3. Tahap 3: HIV Positif (muncul gejala)
- Sistem kekebalan tubuh semakin turun
- Mulai muncul gejala infeksi oportunistik, misalnya: pembengkakan kelenjar limfa di seluruh tubuh, diare terus menerus, flu, dll
- Umumnya berlangsung selama lebih dari 1 bulan, tergantung daya tahan tubuhnya

4. Tahap 4: AIDS
- Kondisi sistem kekebalan tubuh sangat lemah
- berbagai penyakit lain (infeksi oportunistik) semakin parah

Apa itu Adiksi?



Apa itu Adiksi?


Adiksi berasal dari bahasa inggris Addiction. Adiksi sama dengan Kecanduan. Adiksi merupakan kondisi dimana seseorang sudah tidak lagi mempunyai kendali terhadap perilaku kecanduannya. Dalam konteks kecanduan narkoba, maka zat-nya bisa Heroin (putau), sabu, ganja, pills, dll. Dalam pendekatan yang lain, Adiksi merupakan Penyakit. Chronicle relapsing disease - ¬penyakit kronis yang gampang kambuh. Oleh sebab itu berdasarkan pendekatan ini, seseorang yang sudah berhasil berhenti menggunakan narkoba untuk periode waktu tertentu tidak dikatakan Sembuh, tetapi lebih sering dikatakan Pulih.

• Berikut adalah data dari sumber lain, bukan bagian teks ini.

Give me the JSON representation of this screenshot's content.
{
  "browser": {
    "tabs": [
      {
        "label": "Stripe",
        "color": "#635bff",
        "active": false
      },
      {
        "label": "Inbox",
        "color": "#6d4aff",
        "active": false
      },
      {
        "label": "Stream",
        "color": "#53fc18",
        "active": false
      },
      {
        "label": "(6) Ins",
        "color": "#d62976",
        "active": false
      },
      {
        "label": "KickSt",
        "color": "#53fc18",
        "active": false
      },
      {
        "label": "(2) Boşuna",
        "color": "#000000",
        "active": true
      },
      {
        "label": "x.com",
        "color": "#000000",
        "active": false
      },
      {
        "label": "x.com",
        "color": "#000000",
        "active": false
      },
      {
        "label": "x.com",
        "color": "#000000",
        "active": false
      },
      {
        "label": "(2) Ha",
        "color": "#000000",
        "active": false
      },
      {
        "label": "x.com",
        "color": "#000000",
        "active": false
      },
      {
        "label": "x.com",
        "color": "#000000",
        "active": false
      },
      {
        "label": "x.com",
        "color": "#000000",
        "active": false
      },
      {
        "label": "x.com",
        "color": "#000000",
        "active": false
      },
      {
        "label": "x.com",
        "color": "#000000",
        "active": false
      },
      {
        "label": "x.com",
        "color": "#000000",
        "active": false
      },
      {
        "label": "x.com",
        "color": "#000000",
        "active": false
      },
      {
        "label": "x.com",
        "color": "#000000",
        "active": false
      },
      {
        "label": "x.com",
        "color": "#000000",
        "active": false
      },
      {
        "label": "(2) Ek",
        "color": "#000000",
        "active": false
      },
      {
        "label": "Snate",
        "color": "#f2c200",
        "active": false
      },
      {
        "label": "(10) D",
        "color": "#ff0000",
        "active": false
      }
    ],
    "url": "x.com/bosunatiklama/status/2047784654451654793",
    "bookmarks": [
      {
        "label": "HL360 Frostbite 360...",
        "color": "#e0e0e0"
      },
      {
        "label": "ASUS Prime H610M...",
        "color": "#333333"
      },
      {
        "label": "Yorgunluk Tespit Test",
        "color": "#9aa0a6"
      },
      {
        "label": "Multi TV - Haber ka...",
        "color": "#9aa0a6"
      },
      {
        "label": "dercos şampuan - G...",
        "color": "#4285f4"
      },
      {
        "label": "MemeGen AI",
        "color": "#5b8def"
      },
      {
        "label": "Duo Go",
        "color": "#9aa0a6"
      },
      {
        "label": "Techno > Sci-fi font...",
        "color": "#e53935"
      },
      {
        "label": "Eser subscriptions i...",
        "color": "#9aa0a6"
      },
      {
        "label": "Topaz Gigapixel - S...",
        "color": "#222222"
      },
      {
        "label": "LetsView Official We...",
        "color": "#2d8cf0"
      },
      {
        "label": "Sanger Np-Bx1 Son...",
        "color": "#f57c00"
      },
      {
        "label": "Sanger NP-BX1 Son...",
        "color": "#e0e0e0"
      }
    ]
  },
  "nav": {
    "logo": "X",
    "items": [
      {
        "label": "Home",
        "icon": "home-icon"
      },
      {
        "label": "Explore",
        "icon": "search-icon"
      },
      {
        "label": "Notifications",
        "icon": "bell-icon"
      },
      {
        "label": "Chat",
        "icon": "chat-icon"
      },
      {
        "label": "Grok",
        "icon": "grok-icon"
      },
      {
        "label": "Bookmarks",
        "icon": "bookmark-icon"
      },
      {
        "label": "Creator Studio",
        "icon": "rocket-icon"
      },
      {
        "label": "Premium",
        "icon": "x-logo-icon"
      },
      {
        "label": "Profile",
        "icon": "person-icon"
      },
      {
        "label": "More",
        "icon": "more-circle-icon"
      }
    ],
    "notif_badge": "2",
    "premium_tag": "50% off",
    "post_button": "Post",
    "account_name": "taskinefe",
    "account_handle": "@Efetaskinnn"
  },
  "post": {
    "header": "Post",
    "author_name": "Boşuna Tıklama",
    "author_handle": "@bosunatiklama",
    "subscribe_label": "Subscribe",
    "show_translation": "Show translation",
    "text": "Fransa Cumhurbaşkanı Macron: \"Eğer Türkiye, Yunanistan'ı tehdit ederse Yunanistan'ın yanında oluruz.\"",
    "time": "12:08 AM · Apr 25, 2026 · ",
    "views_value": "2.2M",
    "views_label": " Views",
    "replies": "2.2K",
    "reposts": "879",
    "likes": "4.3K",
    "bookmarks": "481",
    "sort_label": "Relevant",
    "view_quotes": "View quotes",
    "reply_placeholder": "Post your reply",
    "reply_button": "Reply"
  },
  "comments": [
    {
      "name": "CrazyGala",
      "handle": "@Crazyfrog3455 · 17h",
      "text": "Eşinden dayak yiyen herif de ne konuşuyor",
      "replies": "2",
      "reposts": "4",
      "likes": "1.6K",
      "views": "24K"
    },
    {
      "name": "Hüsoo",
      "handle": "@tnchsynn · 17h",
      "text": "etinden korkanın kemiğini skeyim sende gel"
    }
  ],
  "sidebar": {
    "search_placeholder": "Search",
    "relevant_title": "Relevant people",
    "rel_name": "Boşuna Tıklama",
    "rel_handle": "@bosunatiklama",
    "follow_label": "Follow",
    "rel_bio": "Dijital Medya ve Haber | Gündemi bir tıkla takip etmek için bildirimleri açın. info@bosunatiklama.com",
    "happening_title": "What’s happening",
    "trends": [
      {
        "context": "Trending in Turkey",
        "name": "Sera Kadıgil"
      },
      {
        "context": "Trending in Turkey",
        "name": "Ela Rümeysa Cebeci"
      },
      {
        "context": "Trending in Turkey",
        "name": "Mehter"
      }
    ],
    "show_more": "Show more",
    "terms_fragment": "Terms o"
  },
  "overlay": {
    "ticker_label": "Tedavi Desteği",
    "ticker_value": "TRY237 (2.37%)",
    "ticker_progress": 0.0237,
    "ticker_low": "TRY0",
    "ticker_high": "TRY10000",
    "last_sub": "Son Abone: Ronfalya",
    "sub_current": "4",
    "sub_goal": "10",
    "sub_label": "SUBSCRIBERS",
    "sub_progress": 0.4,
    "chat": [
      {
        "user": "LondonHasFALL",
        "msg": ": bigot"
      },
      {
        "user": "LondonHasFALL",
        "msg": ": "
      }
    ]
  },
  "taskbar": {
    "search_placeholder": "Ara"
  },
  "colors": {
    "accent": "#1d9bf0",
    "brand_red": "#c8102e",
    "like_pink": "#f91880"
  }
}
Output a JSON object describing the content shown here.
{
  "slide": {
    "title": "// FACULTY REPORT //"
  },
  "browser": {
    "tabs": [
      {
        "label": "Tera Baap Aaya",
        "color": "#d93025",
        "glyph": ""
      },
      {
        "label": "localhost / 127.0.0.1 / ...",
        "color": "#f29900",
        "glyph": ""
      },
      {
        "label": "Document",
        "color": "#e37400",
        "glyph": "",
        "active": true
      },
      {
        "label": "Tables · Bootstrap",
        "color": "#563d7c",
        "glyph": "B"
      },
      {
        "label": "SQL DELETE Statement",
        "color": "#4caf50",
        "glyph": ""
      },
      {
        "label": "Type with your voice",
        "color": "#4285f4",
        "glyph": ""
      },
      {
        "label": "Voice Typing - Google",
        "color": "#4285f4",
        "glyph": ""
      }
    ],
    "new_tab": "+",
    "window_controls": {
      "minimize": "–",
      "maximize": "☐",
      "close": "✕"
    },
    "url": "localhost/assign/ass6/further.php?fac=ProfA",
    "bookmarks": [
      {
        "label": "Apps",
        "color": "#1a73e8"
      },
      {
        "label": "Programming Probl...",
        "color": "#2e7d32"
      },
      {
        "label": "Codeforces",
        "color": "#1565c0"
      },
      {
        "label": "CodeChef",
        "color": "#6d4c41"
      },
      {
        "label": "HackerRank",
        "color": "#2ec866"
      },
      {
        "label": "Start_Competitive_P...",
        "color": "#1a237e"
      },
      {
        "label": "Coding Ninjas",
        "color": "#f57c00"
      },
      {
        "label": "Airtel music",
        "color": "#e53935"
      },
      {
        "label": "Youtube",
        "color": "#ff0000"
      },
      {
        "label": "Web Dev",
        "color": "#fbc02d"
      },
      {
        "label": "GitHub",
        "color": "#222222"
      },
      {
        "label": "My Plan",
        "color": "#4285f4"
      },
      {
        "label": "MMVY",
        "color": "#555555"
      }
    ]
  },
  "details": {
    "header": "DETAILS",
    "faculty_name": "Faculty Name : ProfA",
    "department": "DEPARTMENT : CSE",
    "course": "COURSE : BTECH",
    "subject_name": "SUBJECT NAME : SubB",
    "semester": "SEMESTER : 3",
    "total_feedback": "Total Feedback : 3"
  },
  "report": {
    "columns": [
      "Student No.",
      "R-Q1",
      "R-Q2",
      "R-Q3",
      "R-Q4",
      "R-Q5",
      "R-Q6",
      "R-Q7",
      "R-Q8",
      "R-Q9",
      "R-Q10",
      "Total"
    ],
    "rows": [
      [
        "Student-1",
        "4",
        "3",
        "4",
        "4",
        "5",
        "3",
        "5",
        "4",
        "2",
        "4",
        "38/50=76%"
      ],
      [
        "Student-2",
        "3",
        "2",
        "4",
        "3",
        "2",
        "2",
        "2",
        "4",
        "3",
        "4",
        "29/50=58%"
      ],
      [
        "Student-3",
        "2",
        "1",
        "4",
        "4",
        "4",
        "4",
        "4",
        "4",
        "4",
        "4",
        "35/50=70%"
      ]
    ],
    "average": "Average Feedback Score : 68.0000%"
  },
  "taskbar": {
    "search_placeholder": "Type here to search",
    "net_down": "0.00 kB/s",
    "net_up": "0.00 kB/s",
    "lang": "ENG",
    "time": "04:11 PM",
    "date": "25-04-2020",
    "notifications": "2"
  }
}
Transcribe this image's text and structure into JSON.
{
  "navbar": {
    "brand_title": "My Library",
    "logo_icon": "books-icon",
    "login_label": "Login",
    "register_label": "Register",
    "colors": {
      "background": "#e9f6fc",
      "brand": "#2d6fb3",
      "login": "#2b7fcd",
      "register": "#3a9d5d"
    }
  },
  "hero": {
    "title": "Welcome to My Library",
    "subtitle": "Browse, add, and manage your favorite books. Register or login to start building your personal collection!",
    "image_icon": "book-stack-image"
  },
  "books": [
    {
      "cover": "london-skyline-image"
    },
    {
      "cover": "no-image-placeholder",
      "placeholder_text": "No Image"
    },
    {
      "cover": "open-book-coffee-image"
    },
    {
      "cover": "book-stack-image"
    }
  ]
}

Jadi kalau ada orang yang ketahuan pakai ganja/putau/sabu, sudah pasti kecanduan? Belum tentu. Mungkin orang tersebut baru pertama kali pakai, mungkin dia baru coba-coba saja, tapi bisa juga dia sudah cukup sering menggunakan narkoba tapi masih bisa mengendalikannya, atau, ya memang dia sudah kecanduan.


Ada beberapa terminologi dalam menggambarkan proses perjalanan kecanduan. WHO membaginya dalam tahapan: Abstinent --> Experimental --> Occasional --> Regular --> Habitual --> Dependent. Sedangkan pendekatan yang lain menggambarkan proses tersebut sebagai berikut: mulai di tahap Pengguna --> Penyalahguna -->Kecanduan.


Kalau kita kembali pada penjelasan diatas, ada 2 hal yang paling membedakan antara seseorang yang sudah kecanduan dengan yang belum, yaitu: Masalah dan Kontrol. Orang yang sudah kecanduan, sama sekali tidak mempunyai kendali atas hidupnya. Seluruh aspek kehidupannya dikendalikan oleh narkoba. Mau makan pakai narkoba dulu, mau mandi pakai narkoba, mau sekolah/kerja pakai narkoba, mau tidur pakai narkoba, mau bersosialisasi pakai narkoba. Dia menggunakan narkoba hanya untuk menjadi ’normal’. Demikian juga dengan masalah dalam aspek kehidupannya. Masalah dengan uang, karena kebutuhan dan toleransi terhadap narkoba terus meningkat, prestasi menurun, masalah interpersonal, dengan keluarga, teman dan sebaya. Terlibat dengan situasi kriminal dan kecelakaan lalulintas juga merupakan hal umum ditemukan pada orang yang kecanduan narkoba.


Definisi paling sederhana dari adiksi adalah SAYA TIDAK BISA BERHENTI!
Apa saja yang dapat menyebabkan adiksi?

Banyak sekali sekali situasi yang dapat dijadikan alasan untuk menggunakan narkoba. Dipecat dari pekerjaan, perceraian orang tua, diputusin pacar, stress pekerjaan, dorongan teman sebaya, pesta ulang tahun, pesta perpisahan, mau pergi ke gunung, mau mancing di laut, dst. Kamu bisa sebutin sendiri.... Kalau mau dikerucutin bisa jadi tinggal 3 hal. Yaitu: Untuk senang-senang, tekanan teman sebaya dan lari dari kenyataan. Tapi kalau mau dilihat intinya adalah Instant Effect.


Maksudnya?
Narkoba dikenal juga sebagai mood altering drugs. Narkoba mampu merubah tingkat kesadaran dan kondisi emosi orang yang menggunkannya – efeknya seperti apa, tergantung dari jenis narkoba yang digunakan. Ada yang tergolong stimulan (mis: ekstasi, shabu, kokain, dll), ada yang tergolong depresan (putau, alkohol, dll), dan ada juga yang tergolong halusinogen (Ganja, magic mushroom, LSD).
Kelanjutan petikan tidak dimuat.